In a significant development, the U.S. Securities and Exchange Commission (SEC) has taken swift action, imposing a temporary suspension on the trading of Tingo Group’s shares.
The Nasdaq-listed company, known for its provision of financial and agriculture tech services in Africa, the Middle East, and Southeast Asia, finds itself in the spotlight as the SEC deems it an “obvious scam.”
According to techpoint.africa, Tingo came to the limelight in February 2022 when Bloomberg reported that the company wanted to raise $500 million, valued at $6.3 billion. In a report, the US-based investment research firm Hindenburg Research accused Tingo Group CEO, “Dozy” Mmobuosi, of repeatedly fabricating company records and financial statements.
The research firm dubbed the company an “obvious scam” and questioned the accuracy of its numbers. Tingo disputed the charges and answered by releasing what it describes as “profitable” third-quarter performance figures.

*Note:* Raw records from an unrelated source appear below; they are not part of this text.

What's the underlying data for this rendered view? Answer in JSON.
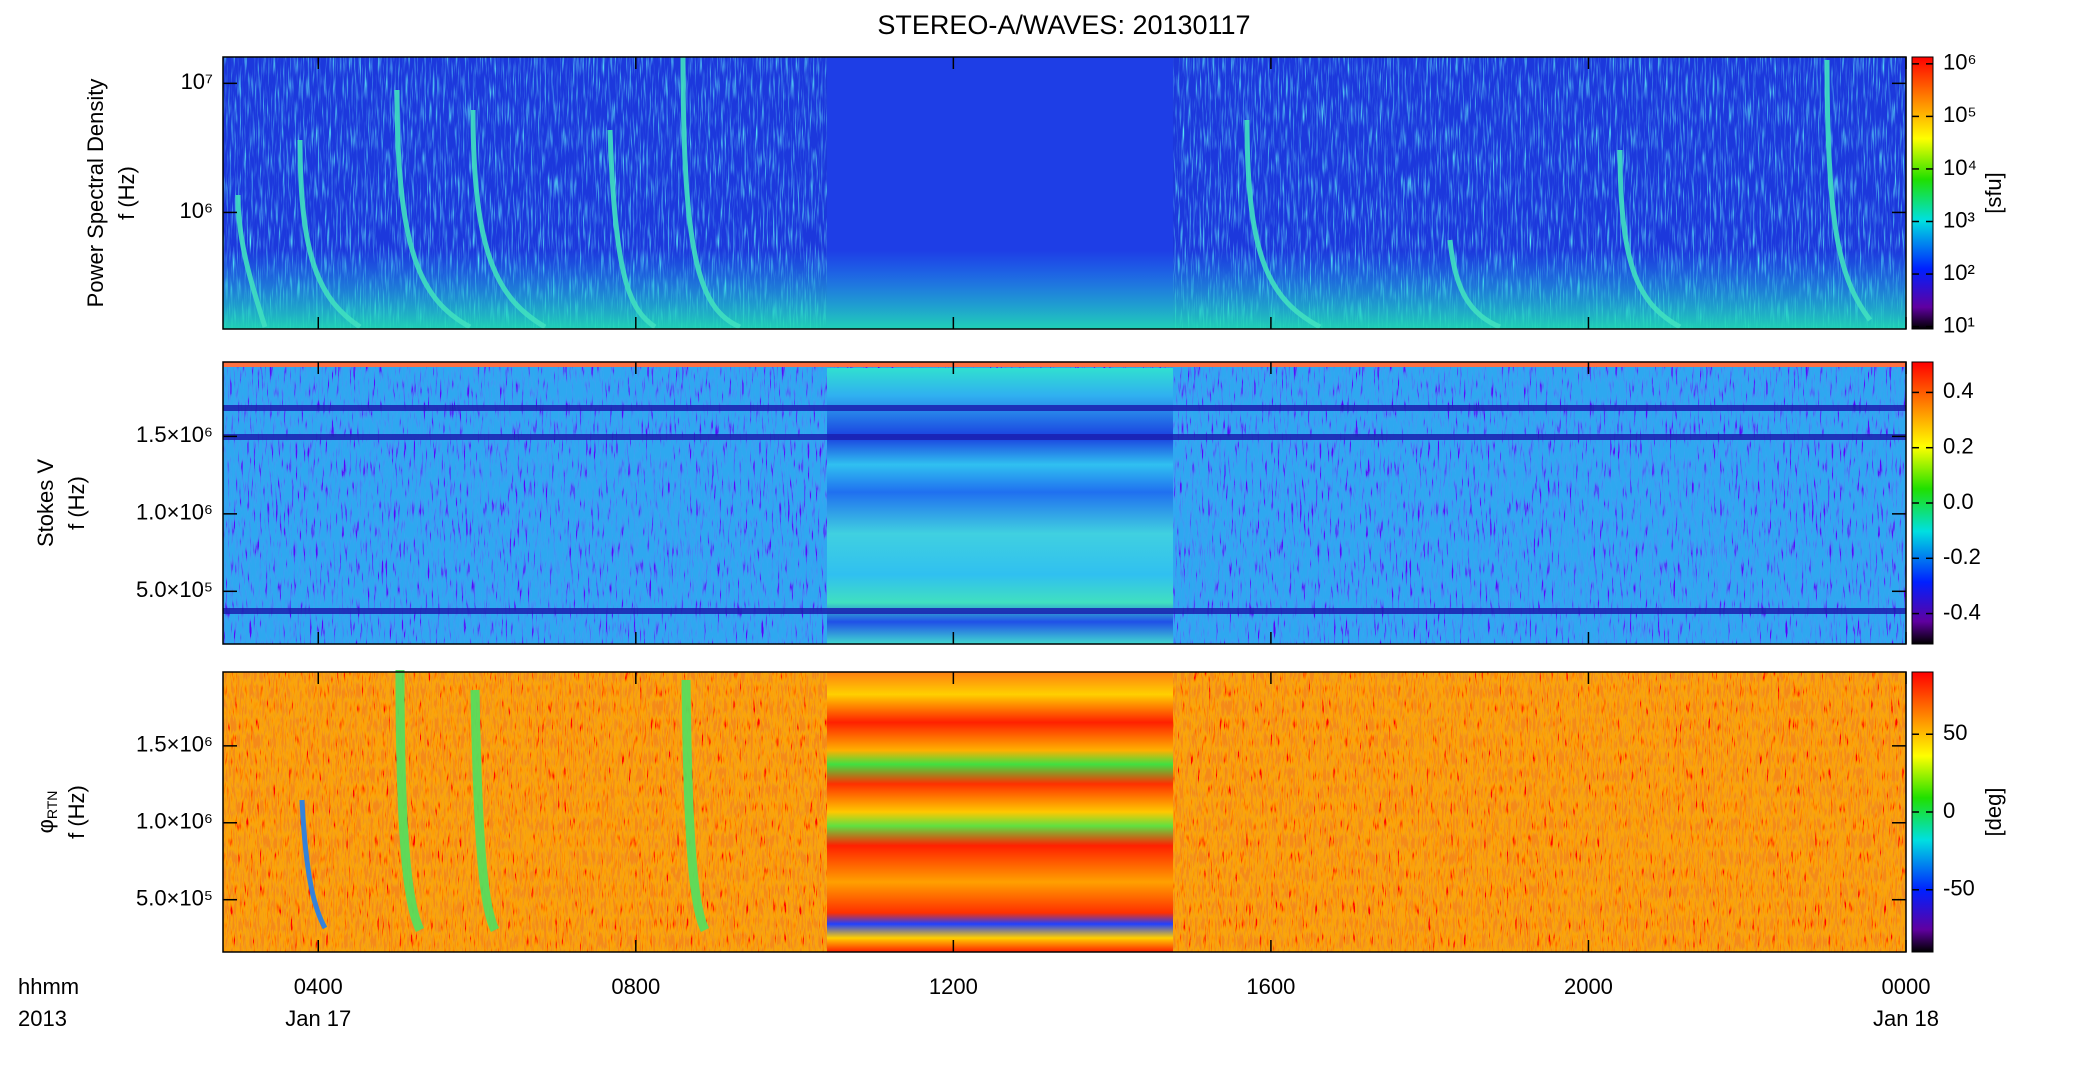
{
  "chart_data": [
    {
      "type": "spectrogram",
      "title": "STEREO-A/WAVES: 20130117",
      "ylabel": {
        "name": "Power Spectral Density",
        "unit": "f (Hz)"
      },
      "log_y": true,
      "ylim": [
        125000,
        16000000
      ],
      "yticks": [
        {
          "value": 1000000,
          "label": "10⁶"
        },
        {
          "value": 10000000,
          "label": "10⁷"
        }
      ],
      "colorbar": {
        "label": "[sfu]",
        "log": true,
        "lim": [
          9,
          1350000
        ],
        "ticks": [
          {
            "value": 10,
            "label": "10¹"
          },
          {
            "value": 100,
            "label": "10²"
          },
          {
            "value": 1000,
            "label": "10³"
          },
          {
            "value": 10000,
            "label": "10⁴"
          },
          {
            "value": 100000,
            "label": "10⁵"
          },
          {
            "value": 1000000,
            "label": "10⁶"
          }
        ]
      }
    },
    {
      "type": "spectrogram",
      "ylabel": {
        "name": "Stokes V",
        "unit": "f (Hz)"
      },
      "ylim": [
        160000,
        1980000
      ],
      "yticks": [
        {
          "value": 500000,
          "label": "5.0×10⁵"
        },
        {
          "value": 1000000,
          "label": "1.0×10⁶"
        },
        {
          "value": 1500000,
          "label": "1.5×10⁶"
        }
      ],
      "colorbar": {
        "lim": [
          -0.51,
          0.51
        ],
        "ticks": [
          -0.4,
          -0.2,
          {
            "value": 0,
            "label": "0.0"
          },
          0.2,
          0.4
        ]
      }
    },
    {
      "type": "spectrogram",
      "ylabel": {
        "name": "φ",
        "subscript": "RTN",
        "unit": "f (Hz)"
      },
      "ylim": [
        160000,
        1980000
      ],
      "yticks": [
        {
          "value": 500000,
          "label": "5.0×10⁵"
        },
        {
          "value": 1000000,
          "label": "1.0×10⁶"
        },
        {
          "value": 1500000,
          "label": "1.5×10⁶"
        }
      ],
      "colorbar": {
        "label": "[deg]",
        "lim": [
          -90,
          90
        ],
        "ticks": [
          -50,
          0,
          50
        ]
      },
      "xlabel": "hhmm",
      "year": "2013",
      "xlim": [
        2.8,
        24
      ],
      "xticks": [
        {
          "value": 4,
          "label": "0400"
        },
        {
          "value": 8,
          "label": "0800"
        },
        {
          "value": 12,
          "label": "1200"
        },
        {
          "value": 16,
          "label": "1600"
        },
        {
          "value": 20,
          "label": "2000"
        },
        {
          "value": 24,
          "label": "0000"
        }
      ],
      "date_labels": [
        {
          "value": 4,
          "label": "Jan 17"
        },
        {
          "value": 24,
          "label": "Jan 18"
        }
      ]
    }
  ]
}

The charges against Tingo Group were extensive and depicted dishonest business practices in several industries, subjecting its integrity to intense scrutiny due to several issues.
These issues include falsified financial documents, questionable partnerships, and unsupported claims regarding product offerings. What now? The SEC, which expressed concerns about the accuracy and sufficiency of Tingo Group’s publicly accessible information, advised brokers and anyone interested in Tingo to “carefully consider” the action it has taken and “any information subsequently issued by the company.”
It added that the temporary suspension, which also affects Agri-Fintech Holdings, a company associated with the Tingo brand, will end on November 28 due to a lack of “adequate and accurate” information.